Syria arrests 3 men suspected of links to Tadamon massacre in which hundreds were executed
Security forces in Syria said on Monday that they arrested three people involved in the execution of hundreds of civilians by government forces in Damascus in 2013, two years after the country's 13-year civil war began.
Dozens of police and security trucks lined the streets of Tadamon, a Damascus suburb near the Yarmouk Palestinian refugee camp, where they carried out the arrests in the same streets that once bore witness to mass executions. Masked, rifle-wielding men moved through hollowed-out buildings, remnants of a war that turned the district into a front line between government forces and opposition fighters.

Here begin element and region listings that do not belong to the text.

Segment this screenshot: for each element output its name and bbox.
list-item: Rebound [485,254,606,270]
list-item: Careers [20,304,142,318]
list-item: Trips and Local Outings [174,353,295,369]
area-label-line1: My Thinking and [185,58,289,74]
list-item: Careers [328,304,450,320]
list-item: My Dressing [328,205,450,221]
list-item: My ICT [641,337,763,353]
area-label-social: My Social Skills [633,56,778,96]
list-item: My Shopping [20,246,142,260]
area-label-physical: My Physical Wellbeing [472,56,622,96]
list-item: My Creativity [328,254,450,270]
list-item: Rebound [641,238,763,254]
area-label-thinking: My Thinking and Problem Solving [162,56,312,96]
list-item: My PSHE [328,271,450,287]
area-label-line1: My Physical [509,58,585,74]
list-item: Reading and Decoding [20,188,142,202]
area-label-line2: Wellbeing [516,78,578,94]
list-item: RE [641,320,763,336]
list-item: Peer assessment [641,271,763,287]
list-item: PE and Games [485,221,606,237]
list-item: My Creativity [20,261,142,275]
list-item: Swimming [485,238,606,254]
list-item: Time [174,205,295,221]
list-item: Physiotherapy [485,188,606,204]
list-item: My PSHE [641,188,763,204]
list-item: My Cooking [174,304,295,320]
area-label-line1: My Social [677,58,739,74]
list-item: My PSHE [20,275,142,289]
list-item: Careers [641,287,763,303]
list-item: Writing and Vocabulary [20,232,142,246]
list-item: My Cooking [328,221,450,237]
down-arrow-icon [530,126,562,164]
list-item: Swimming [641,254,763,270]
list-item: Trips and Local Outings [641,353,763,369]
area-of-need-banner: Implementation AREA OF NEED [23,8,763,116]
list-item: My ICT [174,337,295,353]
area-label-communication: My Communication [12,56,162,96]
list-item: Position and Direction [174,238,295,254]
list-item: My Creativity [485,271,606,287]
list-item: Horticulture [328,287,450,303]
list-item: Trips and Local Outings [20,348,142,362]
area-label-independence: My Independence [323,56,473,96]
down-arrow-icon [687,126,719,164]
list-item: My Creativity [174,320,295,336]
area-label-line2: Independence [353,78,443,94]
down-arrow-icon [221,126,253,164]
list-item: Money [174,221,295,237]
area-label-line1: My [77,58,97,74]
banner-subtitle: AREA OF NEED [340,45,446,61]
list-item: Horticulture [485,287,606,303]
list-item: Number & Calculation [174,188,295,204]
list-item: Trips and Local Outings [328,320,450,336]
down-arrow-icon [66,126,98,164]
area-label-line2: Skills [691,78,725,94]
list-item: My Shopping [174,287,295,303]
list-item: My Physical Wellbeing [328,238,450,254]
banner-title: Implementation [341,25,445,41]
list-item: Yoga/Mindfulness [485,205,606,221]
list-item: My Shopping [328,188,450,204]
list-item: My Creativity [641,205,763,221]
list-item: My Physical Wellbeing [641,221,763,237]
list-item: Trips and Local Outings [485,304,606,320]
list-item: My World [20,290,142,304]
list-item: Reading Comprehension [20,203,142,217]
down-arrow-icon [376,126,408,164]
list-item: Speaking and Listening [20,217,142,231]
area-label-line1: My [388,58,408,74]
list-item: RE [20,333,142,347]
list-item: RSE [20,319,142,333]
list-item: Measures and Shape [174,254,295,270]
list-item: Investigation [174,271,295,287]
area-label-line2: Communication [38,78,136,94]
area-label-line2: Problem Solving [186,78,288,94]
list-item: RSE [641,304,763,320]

In 2022, a leaked video dated April 16, 2013, appeared to contain harrowing footage of the executions. The near seven-minute clip showed members of Syria's notorious Military Intelligence Branch 227 leading a line of about 40 blindfolded prisoners, their hands tied behind their backs, into an abandoned building in Tadamon. One by one, the gunmen pushed or kicked the prisoners into a trench filled with old tires, shooting them as they fell.
One of the three men arrested was Monzer Al-Jazairi, a resident of the Zahira neighborhood and a former operative with the military security that operated before the fall of Bashar Assad in December 2024.
"We used to bring detainees arrested at checkpoints, put them under the buildings here and execute them, and then after we're done, explode the buildings over them,' Al-Jazairi told The Associated Press. It was unclear whether Al-Jazairi, flanked by security men as he spoke, was speaking under duress or voluntarily.
'Every batch constituted around 25 (people),' he said, adding that 'around one week' passed between one batch and the next. He estimated that he and his colleagues killed 'around 500' people.
Damascus Security Chief Lt. Col. Abdul Rahman Al-Dabbagh corroborated the number, citing additional confessions from those arrested.
'Many of those killed used to be collected at checkpoints and security (detention) centers, brought to Tadamon neighborhood, where they were executed,' Al-Dabbagh told the AP.
The two other arrested suspects were identified as Somer Mohammed Al-Mahmoud and Imad Mohammed Al-Mahmoud.
Years after the Syrian war's worst massacres and mass disappearances, most alleged crimes have not been investigated and remain unpunished.
Since Assad's ouster, Syrian security forces, under the new leadership led by the Islamist group Hayat Tahrir al-Sham, have been tracking down and arresting remnants of the former government and military across the country.
'The operation is ongoing to apprehend all those involved in violations and massacres against Syrians,' Al-Dabbagh said.